If you tried to do both at the same level, you'd have one giant dialect where every pass needs if (op.name == "tiny.add" || op.name == "ll.add") ... checks. Splitting cleanly separates concerns.

Dialects as a contract

When passes.cpp writes:

if (op->name == "tiny.add" || op->name == "tiny.mul") { ... }

it's relying on the contract that those op names always mean what dialects.cpp says they mean. If someone adds a tiny.add with two results, or with a side effect, that contract breaks and the fold pass becomes a miscompiler.

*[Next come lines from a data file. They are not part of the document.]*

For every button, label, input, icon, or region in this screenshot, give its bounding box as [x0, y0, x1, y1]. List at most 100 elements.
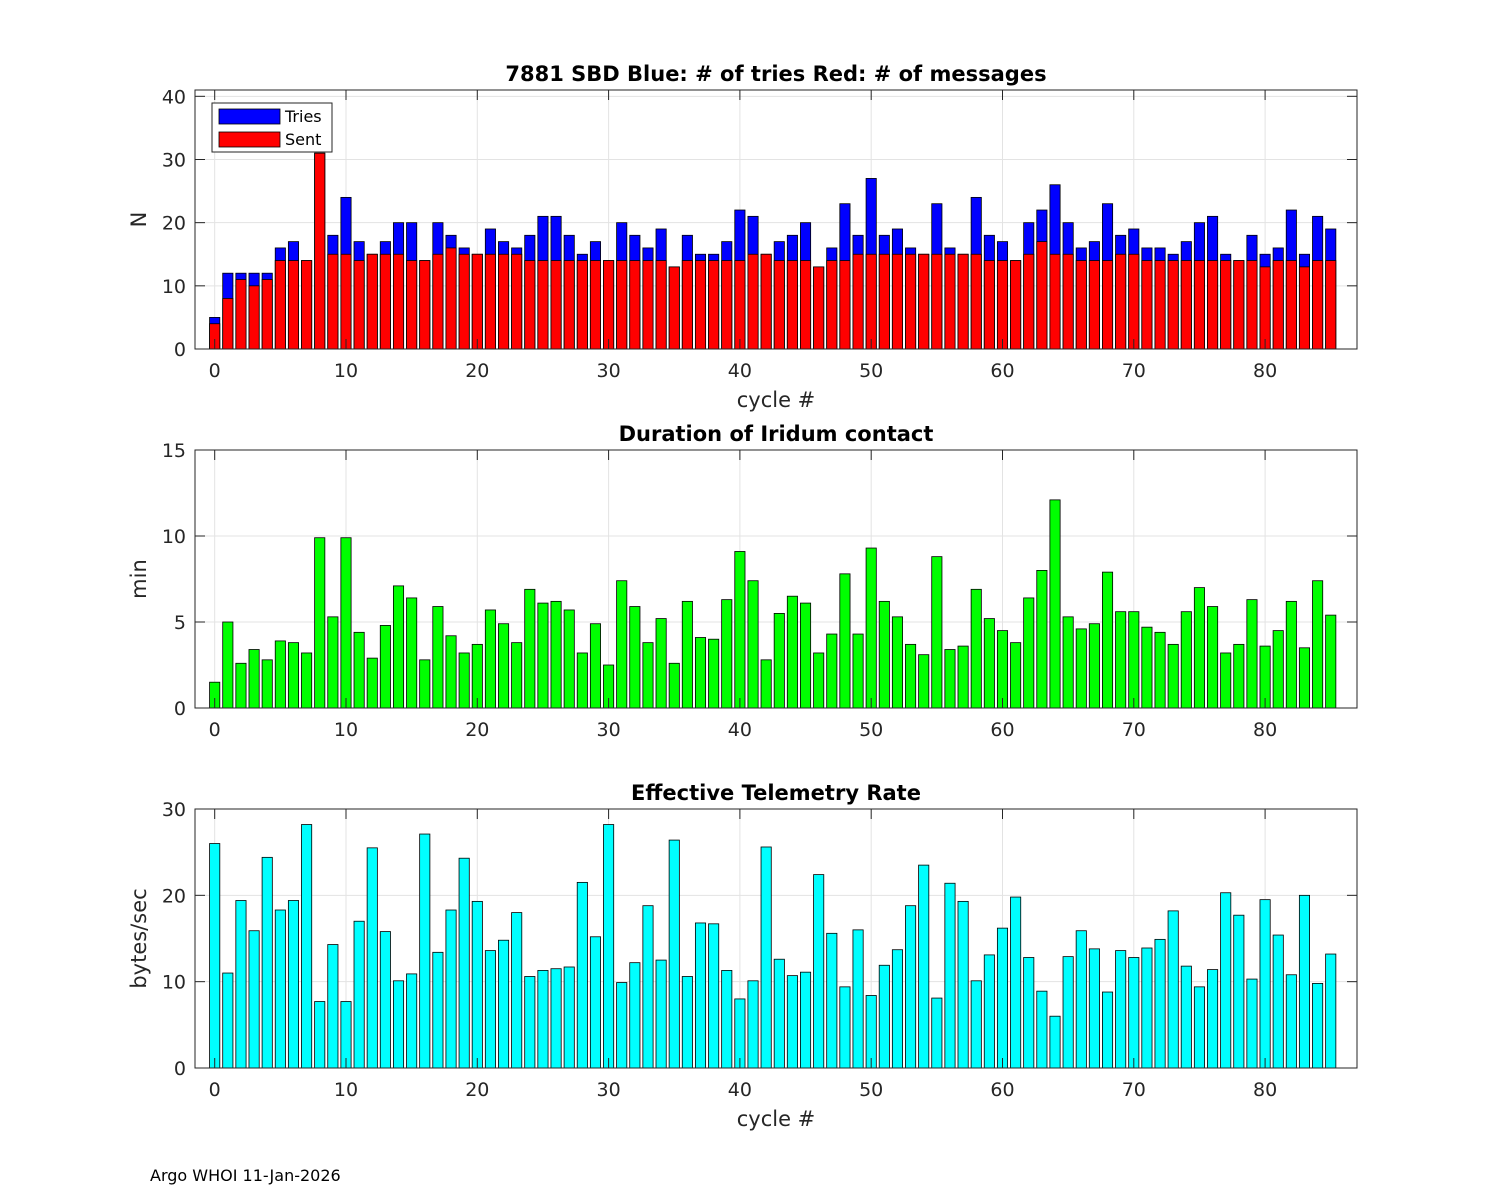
legend-label-tries: Tries [284, 107, 322, 126]
bar [891, 949, 903, 1069]
x-tick-label: 70 [1122, 719, 1146, 741]
axes-box [194, 89, 1358, 350]
bar-sent [629, 260, 641, 350]
bar [511, 642, 523, 709]
bar-sent [1325, 260, 1337, 350]
bar [905, 643, 917, 709]
bar-sent [1259, 266, 1271, 350]
bar [1036, 570, 1048, 709]
bar [734, 551, 746, 709]
bar [1128, 611, 1140, 709]
bar-sent [524, 260, 536, 350]
chart-title: Duration of Iridum contact [619, 422, 934, 446]
bar [1167, 910, 1179, 1069]
bar-sent [905, 253, 917, 350]
bar [314, 537, 326, 709]
bar [287, 642, 299, 709]
chart-title: 7881 SBD Blue: # of tries Red: # of mess… [505, 62, 1046, 86]
bar [1259, 899, 1271, 1069]
bar [248, 930, 260, 1069]
x-tick-label: 20 [465, 1079, 489, 1101]
bar-sent [616, 260, 628, 350]
bar [248, 649, 260, 709]
bar-sent [1102, 260, 1114, 350]
bar-sent [287, 260, 299, 350]
bar [379, 625, 391, 709]
y-tick-label: 20 [162, 885, 186, 907]
telemetry-rate-chart: 0 10 20 30 40 50 60 70 80 0 10 20 30 Effective Teleme… [127, 781, 1358, 1131]
bar-sent [721, 260, 733, 350]
y-tick-label: 40 [162, 86, 186, 108]
x-tick-label: 0 [209, 719, 221, 741]
bar [826, 932, 838, 1069]
bar [1088, 948, 1100, 1069]
x-tick-label: 50 [859, 719, 883, 741]
bar [721, 970, 733, 1069]
bar-sent [327, 253, 339, 350]
bar [327, 616, 339, 709]
bar [996, 927, 1009, 1069]
iridium-duration-chart: 0 10 20 30 40 50 60 70 80 0 5 10 15 Duration of Iridu… [127, 422, 1358, 741]
bar [603, 824, 615, 1069]
bar [905, 905, 917, 1069]
bar-sent [458, 253, 470, 350]
bar [891, 616, 903, 709]
bar [537, 602, 549, 709]
bar [747, 580, 759, 709]
bar [406, 973, 418, 1069]
bar-sent [589, 260, 601, 350]
bar [668, 839, 680, 1069]
bar-sent [747, 253, 759, 350]
chart-title: Effective Telemetry Rate [631, 781, 921, 805]
bar [852, 929, 864, 1069]
x-tick-label: 50 [859, 360, 883, 382]
x-tick-label: 20 [465, 719, 489, 741]
bar [379, 931, 391, 1069]
bar [498, 939, 510, 1069]
bar [1115, 611, 1127, 709]
bar [287, 900, 299, 1069]
bar [760, 846, 772, 1069]
bar-sent [996, 260, 1009, 350]
bar-sent [970, 253, 982, 350]
x-tick-label: 80 [1253, 360, 1277, 382]
bar-sent [944, 253, 956, 350]
bar-sent [983, 260, 995, 350]
bar-sent [957, 253, 969, 350]
bar-sent [813, 266, 825, 350]
bar [681, 600, 693, 709]
bar [1207, 969, 1219, 1069]
bar-sent [931, 253, 943, 350]
bar-sent [839, 260, 851, 350]
y-tick-label: 30 [162, 799, 186, 821]
bar [655, 618, 667, 709]
bar [1036, 990, 1048, 1069]
bar [484, 609, 496, 709]
bar [681, 976, 693, 1069]
bar-sent [1141, 260, 1153, 350]
bar [1102, 571, 1114, 709]
bar-sent [274, 260, 286, 350]
bar [813, 652, 825, 709]
x-tick-label: 40 [728, 719, 752, 741]
bar-sent [603, 260, 615, 350]
bar [800, 971, 812, 1069]
bar [878, 964, 890, 1069]
bar [1049, 499, 1061, 709]
bar-sent [445, 247, 457, 350]
bar-sent [668, 266, 680, 350]
bar [694, 922, 707, 1069]
bar [629, 962, 641, 1069]
bar [957, 900, 969, 1069]
bar-sent [1180, 260, 1192, 350]
bar [589, 623, 601, 709]
bar-sent [852, 253, 864, 350]
bar [563, 609, 575, 709]
bar [392, 585, 405, 709]
x-tick-label: 30 [596, 719, 620, 741]
bar-sent [708, 260, 720, 350]
bar [983, 618, 995, 709]
bar [432, 606, 444, 709]
bar [1180, 611, 1192, 709]
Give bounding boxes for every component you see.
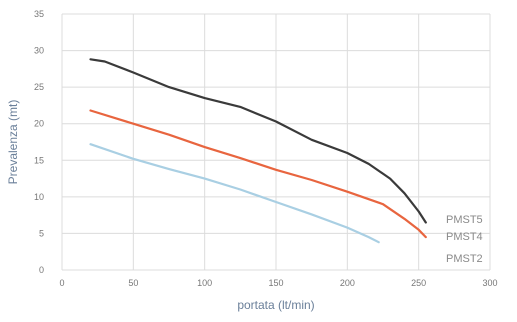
x-tick-label: 150 [268,278,283,288]
y-tick-label: 10 [34,192,44,202]
y-tick-label: 30 [34,46,44,56]
series-label-pmst2: PMST2 [446,253,483,265]
y-tick-label: 35 [34,9,44,19]
series-line-pmst2 [89,143,380,244]
y-tick-label: 20 [34,119,44,129]
x-tick-label: 250 [411,278,426,288]
x-tick-label: 100 [197,278,212,288]
x-tick-label: 200 [340,278,355,288]
y-tick-label: 5 [39,228,44,238]
x-tick-label: 0 [59,278,64,288]
series-line-pmst4 [89,109,427,239]
y-tick-label: 0 [39,265,44,275]
x-axis-title: portata (lt/min) [237,298,314,312]
y-tick-label: 25 [34,82,44,92]
y-tick-label: 15 [34,155,44,165]
series-line-pmst5 [89,58,427,224]
x-tick-label: 50 [128,278,138,288]
series-label-pmst5: PMST5 [446,214,483,226]
y-axis-title: Prevalenza (mt) [6,100,20,185]
x-tick-label: 300 [482,278,497,288]
series-labels: PMST5 PMST4 PMST2 [446,214,483,265]
series-label-pmst4: PMST4 [446,231,483,243]
axes: 0 5 10 15 20 25 30 35 0 50 100 150 200 250 300 [34,9,498,288]
series-lines [89,58,427,244]
grid [61,13,491,271]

Real MLIR codifies this with op interfaces and traits: a pass declares "I match anything implementing BinaryOp", and the trait system guarantees the matched op has the expected structure. cp-18 trusts the dialect-helper API as the contract.

How would you add a new dialect?

Pick a name (e.g. tensor.*), decide on op signatures, write helpers in the namespace. That's the user-facing work. The framework requires no changes: the printer, the walks, the rewrites all operate on opaque Op objects.

In real MLIR you'd also subclass Dialect, register your ops, write verifiers, generate them from TableGen, etc. The architectural shape is the same as cp-18; the production scaffolding is heavier.

Function ops vs basic ops

tiny.func is a region-carrying op: it has one region containing the function body. Same for ll.func. Notice how this is just an op — no special "Function" class in the IR. That's MLIR's design choice: at the IR level a function isn't fundamentally different from an scf.for or an scf.if. They all carry regions; they all participate in the same walks; they all live in the same pass manager.

The implication: you can put a function inside another op. Closures, nested function definitions, module-of-modules — none require special casing. Real MLIR exploits this constantly (e.g. gpu.module contains gpu.func).